In Regency style with French shutters opening onto flagged verandahs, Briarbank was built in 1862 on the original Forest Lodge Estate for ironmonger Lewis Moore, the third in a family to inherit that name. His father was a Sydney alderman and his son William a solicitor after serving his articles with Glebe’s George Wigram Allen. Briarbank was Moore’s family home until 1878 when he moved to Petersham. He died in 1885 at Manly, leaving an estate of £43 000.

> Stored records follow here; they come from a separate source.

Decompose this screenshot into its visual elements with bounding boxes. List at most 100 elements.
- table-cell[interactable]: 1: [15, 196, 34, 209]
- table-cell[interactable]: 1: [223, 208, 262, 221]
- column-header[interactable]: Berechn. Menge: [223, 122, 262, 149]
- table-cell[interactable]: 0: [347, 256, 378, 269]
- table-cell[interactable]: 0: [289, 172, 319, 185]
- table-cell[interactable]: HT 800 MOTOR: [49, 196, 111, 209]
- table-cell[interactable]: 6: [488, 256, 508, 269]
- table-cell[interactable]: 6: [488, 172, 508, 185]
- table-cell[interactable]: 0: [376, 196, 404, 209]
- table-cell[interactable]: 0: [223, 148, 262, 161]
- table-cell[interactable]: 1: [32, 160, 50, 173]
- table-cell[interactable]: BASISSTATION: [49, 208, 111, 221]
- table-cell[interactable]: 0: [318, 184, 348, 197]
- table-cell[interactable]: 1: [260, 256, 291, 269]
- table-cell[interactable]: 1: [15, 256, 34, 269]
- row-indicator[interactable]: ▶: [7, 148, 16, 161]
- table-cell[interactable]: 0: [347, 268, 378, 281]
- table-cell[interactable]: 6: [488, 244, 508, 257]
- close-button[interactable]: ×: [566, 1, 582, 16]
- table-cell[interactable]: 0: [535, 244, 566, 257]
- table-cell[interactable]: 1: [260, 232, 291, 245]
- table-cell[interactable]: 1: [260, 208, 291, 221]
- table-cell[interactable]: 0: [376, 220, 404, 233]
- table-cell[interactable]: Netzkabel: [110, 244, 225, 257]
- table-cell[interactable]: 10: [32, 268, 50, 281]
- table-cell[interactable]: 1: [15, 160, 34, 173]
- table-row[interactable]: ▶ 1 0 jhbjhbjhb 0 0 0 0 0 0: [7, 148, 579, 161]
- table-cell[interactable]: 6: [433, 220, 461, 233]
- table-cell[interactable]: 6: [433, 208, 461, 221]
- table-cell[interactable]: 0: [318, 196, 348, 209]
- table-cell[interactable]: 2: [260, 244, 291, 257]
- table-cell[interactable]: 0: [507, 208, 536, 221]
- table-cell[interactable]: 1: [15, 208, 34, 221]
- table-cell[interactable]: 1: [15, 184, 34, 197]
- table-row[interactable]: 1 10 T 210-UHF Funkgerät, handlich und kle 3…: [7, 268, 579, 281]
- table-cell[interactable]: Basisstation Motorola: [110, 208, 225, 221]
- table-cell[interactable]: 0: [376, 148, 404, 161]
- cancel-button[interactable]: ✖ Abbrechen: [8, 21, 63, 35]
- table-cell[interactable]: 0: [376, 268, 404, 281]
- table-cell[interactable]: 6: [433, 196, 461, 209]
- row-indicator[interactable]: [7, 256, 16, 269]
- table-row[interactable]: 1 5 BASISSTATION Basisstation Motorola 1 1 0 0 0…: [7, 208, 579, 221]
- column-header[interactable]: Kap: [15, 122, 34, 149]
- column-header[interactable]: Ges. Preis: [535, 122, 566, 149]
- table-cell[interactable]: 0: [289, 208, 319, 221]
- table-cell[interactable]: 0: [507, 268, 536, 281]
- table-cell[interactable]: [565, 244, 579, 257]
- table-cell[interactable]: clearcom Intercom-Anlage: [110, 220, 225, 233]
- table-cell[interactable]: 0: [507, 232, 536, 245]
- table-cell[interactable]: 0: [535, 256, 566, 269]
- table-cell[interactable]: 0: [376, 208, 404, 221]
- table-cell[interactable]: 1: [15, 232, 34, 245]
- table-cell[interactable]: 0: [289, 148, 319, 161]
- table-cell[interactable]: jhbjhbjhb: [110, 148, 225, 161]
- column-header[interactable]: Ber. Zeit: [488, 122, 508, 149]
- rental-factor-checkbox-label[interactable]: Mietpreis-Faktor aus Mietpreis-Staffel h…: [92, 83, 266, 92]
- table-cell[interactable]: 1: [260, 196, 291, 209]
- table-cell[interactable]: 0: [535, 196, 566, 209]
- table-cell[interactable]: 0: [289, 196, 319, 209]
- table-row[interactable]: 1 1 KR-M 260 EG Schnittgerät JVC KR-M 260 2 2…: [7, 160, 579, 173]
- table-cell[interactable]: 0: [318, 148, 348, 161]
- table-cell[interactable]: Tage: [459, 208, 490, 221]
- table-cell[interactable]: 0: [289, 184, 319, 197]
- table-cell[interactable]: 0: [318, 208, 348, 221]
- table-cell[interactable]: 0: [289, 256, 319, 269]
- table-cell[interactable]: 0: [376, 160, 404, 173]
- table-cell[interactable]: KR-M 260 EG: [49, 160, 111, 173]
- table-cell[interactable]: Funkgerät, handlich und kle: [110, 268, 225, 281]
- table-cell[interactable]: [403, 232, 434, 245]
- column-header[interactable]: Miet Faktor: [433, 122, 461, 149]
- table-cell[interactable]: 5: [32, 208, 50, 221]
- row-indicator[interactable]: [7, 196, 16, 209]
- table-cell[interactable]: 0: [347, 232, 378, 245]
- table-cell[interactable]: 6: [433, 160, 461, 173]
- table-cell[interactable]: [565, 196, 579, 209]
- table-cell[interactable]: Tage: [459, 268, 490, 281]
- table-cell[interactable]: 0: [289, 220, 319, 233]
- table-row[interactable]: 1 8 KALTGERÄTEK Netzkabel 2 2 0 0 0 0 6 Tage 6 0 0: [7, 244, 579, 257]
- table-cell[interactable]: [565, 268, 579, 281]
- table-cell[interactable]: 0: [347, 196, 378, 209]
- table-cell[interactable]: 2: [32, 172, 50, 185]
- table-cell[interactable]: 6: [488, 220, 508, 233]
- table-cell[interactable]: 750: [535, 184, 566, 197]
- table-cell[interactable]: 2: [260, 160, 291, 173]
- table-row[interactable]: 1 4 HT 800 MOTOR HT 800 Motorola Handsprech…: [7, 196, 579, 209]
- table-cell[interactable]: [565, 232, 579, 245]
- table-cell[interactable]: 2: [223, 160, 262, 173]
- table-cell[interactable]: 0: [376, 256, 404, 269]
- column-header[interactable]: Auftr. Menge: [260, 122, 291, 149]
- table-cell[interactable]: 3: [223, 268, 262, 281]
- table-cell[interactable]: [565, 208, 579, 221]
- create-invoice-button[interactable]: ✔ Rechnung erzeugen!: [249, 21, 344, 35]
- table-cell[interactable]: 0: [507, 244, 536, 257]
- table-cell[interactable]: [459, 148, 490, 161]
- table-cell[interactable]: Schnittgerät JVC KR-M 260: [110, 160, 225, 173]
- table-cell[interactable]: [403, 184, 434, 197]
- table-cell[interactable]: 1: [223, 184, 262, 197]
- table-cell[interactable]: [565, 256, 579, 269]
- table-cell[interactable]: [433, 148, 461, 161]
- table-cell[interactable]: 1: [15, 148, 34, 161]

In 1883 the two-storey purpose-built Forest Lodge Public School opened on Briarbank’s adjacent Ross Street corner. Two years later sisters Harriott Jane and Annie Walker moved their private day and boarding girls’ school from Bathurst Street in the city to new accommodation on the heights of Forest Lodge. They lived onsite at Briarbank College, “convenient to the tram and omnibus”. Annie, the legal guardian of the children of deceased photographer Thomas Henry Boyd and the inheritor of his “New Palace of Art”, ran Briarbank College after Harriott’s death in 1890.

Briarbank was bought at auction for £1820 by the NSW Education Department in 1916 and became Forest Lodge School’s cookery annexe. It later housed a Child Welfare centre before being re-adapted as an out of school care centre.